📡 Media Signals
Media signals are the raw inputs that adapters convert into the Media Substrate Vector:
[S, D, A, N, T]
These signals come from diverse sources—text streams, platform metrics, distribution graphs, narrative structures, and temporal patterns. The MSM treats all of them as structural data, not content or ideology. This file defines the categories of signals the MSM can ingest and how they map to the five substrate axes.
🛰 Signal Integrity Signals (S)#
Signal Integrity reflects the fidelity and reliability of information as it moves through the ecosystem. Relevant raw signals include:
- Noise levels (linguistic noise, platform noise, compression artifacts)
- Verification density (fact‑checks, citations, cross‑references)
- Redundancy (multiple independent confirmations)
- Distortion patterns (algorithmic reshaping, editorial filtering)
- Compression ratios (summaries, truncation, clipping)
- Error rates (misquotes, mislinks, broken chains of reference)
These signals allow adapters to estimate how well meaning can be preserved across propagation.

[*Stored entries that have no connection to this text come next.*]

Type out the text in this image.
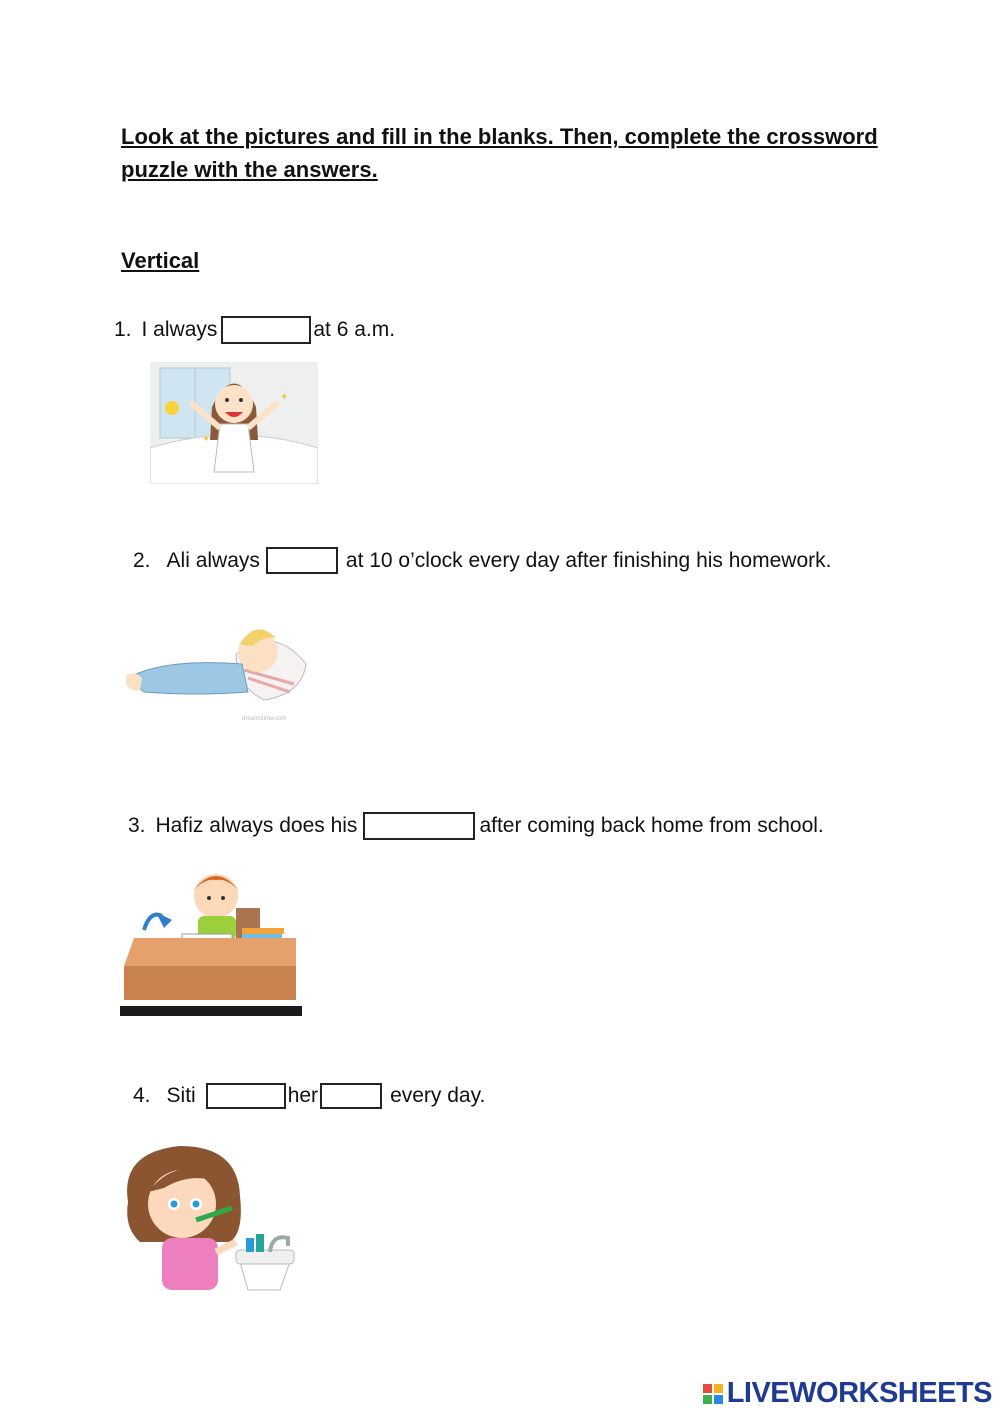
Look at the pictures and fill in the blanks. Then, complete the crossword puzzle with the answers.
Vertical
1. I always	at 6 a.m.
✦
✦
2. Ali always	at 10 o’clock every day after finishing his homework.
dreamstime.com
3. Hafiz always does his	after coming back home from school.
4. Siti	her	every day.
LIVEWORKSHEETS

🌐 Distribution Topology Signals (D)#
Distribution Topology describes the structural shape of information flow. Relevant raw signals include:
- Graph connectivity (degree, clustering, modularity)
- Centralization metrics (hub dominance, bottlenecks)
- Silo boundaries (community partitions, echo chambers)
- Cross‑talk frequency (inter‑cluster edges)
- Flow velocity (how quickly information moves across the graph)
- Redirection patterns (retweets, shares, reposts, link chains)
These signals allow adapters to map the topology of the media environment.
⚡ Attention Dynamics Signals (A)#
Attention Dynamics represent the energy of the system. Relevant raw signals include:
- Engagement spikes (likes, shares, comments, watch time)
- Volatility (variance in attention over time)
- Concentration (how tightly attention pools around topics)
- Decay curves (how quickly attention dissipates)
- Cascade signatures (rapid amplification events)
- Saturation (attention overload or burnout)
These signals allow adapters to quantify attention as a structural force.
🧩 Narrative Coherence Signals (N)#
Narrative Coherence measures the stability and interpretability of meaning. Relevant raw signals include:
- Semantic alignment (topic similarity, shared frames)
- Conflict markers (contradictions, incompatible claims)
- Drift indicators (shifts in framing or terminology)
- Fragmentation (divergence across communities)
- Narrative half‑life (persistence of storylines)
- Interpretability (clarity, consistency, legibility)
These signals allow adapters to detect whether narratives are stable, plural, conflicting, or collapsing.
⏱ Temporal Cadence Signals (T)#
Temporal Cadence captures the speed and decay pressure of the media environment. Relevant raw signals include:
- Update frequency (posts per minute/hour/day)
- Acceleration (increasing posting or engagement rates)
- Refresh pressure (demand for constant novelty)
- Persistence (how long items remain visible or relevant)
- Compression (shrinking half‑life of information)
- Burstiness (irregular temporal clustering)
These signals allow adapters to measure how fast the system is moving and how much strain cadence is placing on signal and narrative.
🧬 Cross‑Axis Composite Signals#
Some raw signals map to multiple axes simultaneously. These composites are especially important for invariant evaluation.
- Virality signatures → A + D + T
- Misinformation patterns → S + N
- Outrage cycles → A + N + T
- Silo hardening → D + N
- Epistemic decay → S + T
- Narrative churn → N + T + A
Adapters may use composite signals to improve vector accuracy without interpreting content.
🧱 Signal Normalization#
All raw signals must be normalized to the range 0.0–1.0 before being mapped to the substrate. Normalization strategies include:
- Min‑max scaling
- Log scaling for heavy‑tailed distributions
- Z‑score normalization for volatility metrics
- Temporal smoothing for cadence and attention
- Graph‑based normalization for topology metrics
Normalization ensures that all adapters produce comparable vectors regardless of input type.
📚 Signal Summary#
Media signals fall into five structural categories:
- Signal Integrity — fidelity and noise
- Distribution Topology — flow and structure
- Attention Dynamics — energy and volatility
- Narrative Coherence — meaning and stability
- Temporal Cadence — speed and decay pressure
These signals form the raw material that adapters convert into the MSM’s structural primitives.